Now the way I see it is, that if is see out the end of my current mortgage term, I'll end up paying 19 x £485 which equals £9215. None of that will be paying off my £95k. So paying the £4300 seems a cheaper way out? Would prefer not to pay the ERC, but that will teach me for not reading the paperwork properly.

I'm looking at buying a place with my other half when her place sells. Between us, we'll be looking to get a house for approx £230k, with a £180k deposit (£90k each) which we'll then want to borrow say £50k. £50k over 10 years will see us at 4% at £513 as a repayment

I've been advised to pay off 10% off the £95k I owe on mine, port my mortgage to the new property, add my other half to the ported mortgage (£200 fees?!?). So at 6% for £85,500 then making the monthly repayments £621 on a 20 year term. It works out £968 for 10 years.

Am I living in my own bubble as I see paying the ERC as the better option instead of porting it to a new property and having my other half subsidising my mistake of paying £6%.

Your opinions are welcome as I don't think the advise given was up to much ....

Comments

  • I am biased as I dislike being in debt for any more than I need to be, but I agree with you - especially if you can take a fixed rate deal on the new borrowing at a competitive rate. Unless you are desperate to have available funds to improve the new house/spend on anything else I can't see the need to take out a bigger mortgage and leave both you & partner with more free cash to do what with? Invest in cash-like instruments at !!!!!! all interest rate or take a risk on the capital in an equity product (in which case you want to invest long term and not be dipping into it in the next 5 years).
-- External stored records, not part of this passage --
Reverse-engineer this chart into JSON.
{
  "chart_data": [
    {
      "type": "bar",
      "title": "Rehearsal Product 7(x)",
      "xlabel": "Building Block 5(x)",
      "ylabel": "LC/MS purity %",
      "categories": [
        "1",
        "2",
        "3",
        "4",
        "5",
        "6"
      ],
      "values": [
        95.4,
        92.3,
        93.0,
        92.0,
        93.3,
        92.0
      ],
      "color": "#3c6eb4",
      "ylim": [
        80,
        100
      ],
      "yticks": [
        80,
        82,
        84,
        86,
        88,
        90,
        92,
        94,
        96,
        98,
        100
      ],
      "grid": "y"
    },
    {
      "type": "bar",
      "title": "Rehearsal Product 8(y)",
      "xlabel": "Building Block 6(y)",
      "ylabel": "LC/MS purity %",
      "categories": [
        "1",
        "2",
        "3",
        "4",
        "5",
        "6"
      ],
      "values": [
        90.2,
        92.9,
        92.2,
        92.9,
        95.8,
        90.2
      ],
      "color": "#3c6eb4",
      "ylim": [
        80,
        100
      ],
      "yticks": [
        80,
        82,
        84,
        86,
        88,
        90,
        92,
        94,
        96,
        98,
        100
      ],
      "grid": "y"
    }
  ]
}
    I say pay the ERC and minimise your mortgage.
  • ViolaLass
    ViolaLass Posts: 5,764 Forumite
    Surely the question is whether paying 4% instead of 6% between now and May 2012 will save you more than the ERC.

    £50k borrowed at 4% is £2000 a year interest only, at 6% it is £3000/year. Therefore, by paying the ERC, you would save £1000 a year which, in my book, doesn't make the ERC worth it as you would spend £4300 to gain £1800-ish.

    Whether in the long term it would be worth locking into a new fixed rate now given that rates will rise at some point is up to you. It might save you money in the long term but you can't know that. In the short term, the sums don't add up.